Here is a story how she started her jewellery. It was a long path..... It took more than she thought...
She was born and grew up in Japan. Due to her father's job, Brazil was also one of the cities where she lived and was strongly inspired to be a jeweller. By joining a local kindergarten, she was fascinated by her friends’ jewellery in gold and gemstones. Their small and sparking jewellery drew her eyes, giving her special impressions and excitements. Making or wearing jewellery has become something very personal for her since then. As far as she remembers, she had an idea, more clearly a picture of herself, sitting on the jewellery bench and making jewellery.
When it came to choose her degree, she did not choose to study art and design for the first place. Economics was her first degree at a university in Osaka, hoping to work for the international organizations which help and support those countries. She wanted to do jewellery alongside her work in the future.

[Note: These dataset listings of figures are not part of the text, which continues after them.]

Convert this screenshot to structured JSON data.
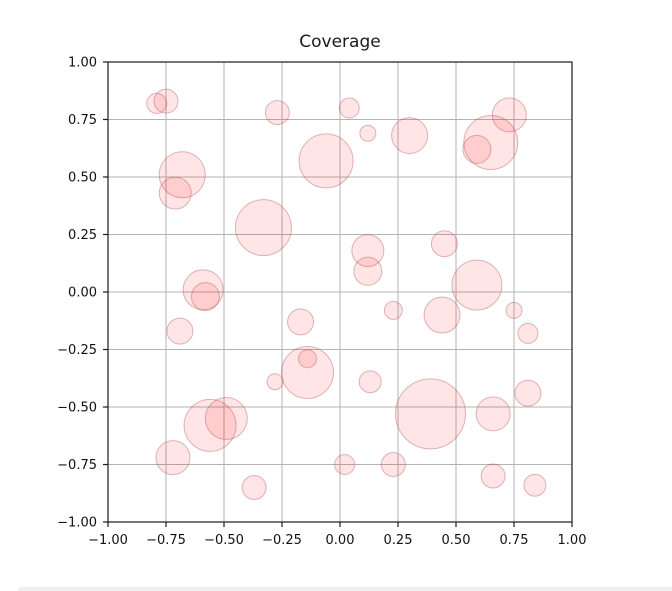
{
  "page": {
    "bottom_strip_color": "#f0f0f0",
    "background_color": "#ffffff"
  },
  "chart_data": {
    "type": "scatter",
    "title": "Coverage",
    "xlabel": "",
    "ylabel": "",
    "xlim": [
      -1.0,
      1.0
    ],
    "ylim": [
      -1.0,
      1.0
    ],
    "grid": true,
    "legend": null,
    "xticks": [
      -1.0,
      -0.75,
      -0.5,
      -0.25,
      0.0,
      0.25,
      0.5,
      0.75,
      1.0
    ],
    "xtick_labels": [
      "−1.00",
      "−0.75",
      "−0.50",
      "−0.25",
      "0.00",
      "0.25",
      "0.50",
      "0.75",
      "1.00"
    ],
    "yticks": [
      1.0,
      0.75,
      0.5,
      0.25,
      0.0,
      -0.25,
      -0.5,
      -0.75,
      -1.0
    ],
    "ytick_labels": [
      "1.00",
      "0.75",
      "0.50",
      "0.25",
      "0.00",
      "−0.25",
      "−0.50",
      "−0.75",
      "−1.00"
    ],
    "colors": {
      "marker_fill": "rgba(255,0,0,0.10)",
      "marker_edge": "rgba(165,70,78,0.38)",
      "grid": "#b3b3b3",
      "spine": "#1a1a1a",
      "text": "#111111"
    },
    "points": [
      {
        "x": -0.79,
        "y": 0.82,
        "r": 10
      },
      {
        "x": -0.75,
        "y": 0.83,
        "r": 12
      },
      {
        "x": -0.68,
        "y": 0.51,
        "r": 23
      },
      {
        "x": -0.71,
        "y": 0.43,
        "r": 16
      },
      {
        "x": -0.27,
        "y": 0.78,
        "r": 12
      },
      {
        "x": 0.04,
        "y": 0.8,
        "r": 10
      },
      {
        "x": 0.12,
        "y": 0.69,
        "r": 8
      },
      {
        "x": 0.3,
        "y": 0.68,
        "r": 18
      },
      {
        "x": -0.06,
        "y": 0.57,
        "r": 27
      },
      {
        "x": 0.73,
        "y": 0.77,
        "r": 17
      },
      {
        "x": 0.65,
        "y": 0.65,
        "r": 27
      },
      {
        "x": 0.59,
        "y": 0.62,
        "r": 14
      },
      {
        "x": -0.33,
        "y": 0.28,
        "r": 28
      },
      {
        "x": 0.12,
        "y": 0.18,
        "r": 16
      },
      {
        "x": 0.12,
        "y": 0.09,
        "r": 14
      },
      {
        "x": 0.45,
        "y": 0.21,
        "r": 13
      },
      {
        "x": 0.59,
        "y": 0.03,
        "r": 25
      },
      {
        "x": -0.59,
        "y": 0.01,
        "r": 20
      },
      {
        "x": -0.58,
        "y": -0.02,
        "r": 14
      },
      {
        "x": -0.69,
        "y": -0.17,
        "r": 13
      },
      {
        "x": 0.23,
        "y": -0.08,
        "r": 9
      },
      {
        "x": -0.17,
        "y": -0.13,
        "r": 13
      },
      {
        "x": 0.44,
        "y": -0.1,
        "r": 18
      },
      {
        "x": 0.75,
        "y": -0.08,
        "r": 8
      },
      {
        "x": 0.81,
        "y": -0.18,
        "r": 10
      },
      {
        "x": -0.14,
        "y": -0.35,
        "r": 26
      },
      {
        "x": -0.14,
        "y": -0.29,
        "r": 9
      },
      {
        "x": -0.28,
        "y": -0.39,
        "r": 8
      },
      {
        "x": 0.13,
        "y": -0.39,
        "r": 11
      },
      {
        "x": 0.39,
        "y": -0.53,
        "r": 35
      },
      {
        "x": 0.66,
        "y": -0.53,
        "r": 17
      },
      {
        "x": 0.81,
        "y": -0.44,
        "r": 13
      },
      {
        "x": -0.56,
        "y": -0.58,
        "r": 26
      },
      {
        "x": -0.49,
        "y": -0.55,
        "r": 21
      },
      {
        "x": -0.72,
        "y": -0.72,
        "r": 17
      },
      {
        "x": -0.37,
        "y": -0.85,
        "r": 12
      },
      {
        "x": 0.02,
        "y": -0.75,
        "r": 10
      },
      {
        "x": 0.23,
        "y": -0.75,
        "r": 12
      },
      {
        "x": 0.66,
        "y": -0.8,
        "r": 12
      },
      {
        "x": 0.84,
        "y": -0.84,
        "r": 11
      }
    ]
  }
}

After graduation, she worked for energy sectors by providing investments in oil and gas upstream businesses. The industry exposed her to the geology. She loved to imagine how oil and gas have been created and stored deep under the ground for the incredibly long period of time by looking at the geographic map. Gemstones and metals were created similarly to those energy resources. This inadvertent chance led to the rediscovery of her childhood dream of being a jeweller. This time, her fascination towards creation and jewellery made her resolve to realize the dream.
She started a part-time course in jewelry design & making in Tokyo. She gained a strong confidence that she liked to do it further. She left the job and prepare her portfolio and application for an art college abroad. In Autumn 2009, she started her study in Edinburgh, UK.
She has been always interested in and inspired by the relationship and contrasts between human being and nature; manmade and natural objects. She found the inspirations in her origin. Her visual and theoretical study toward Japanese culture helped develop her work further. By looking at traditional Japanese architecture and the spirit of Zen, she understands more how Japanese love nature and live together.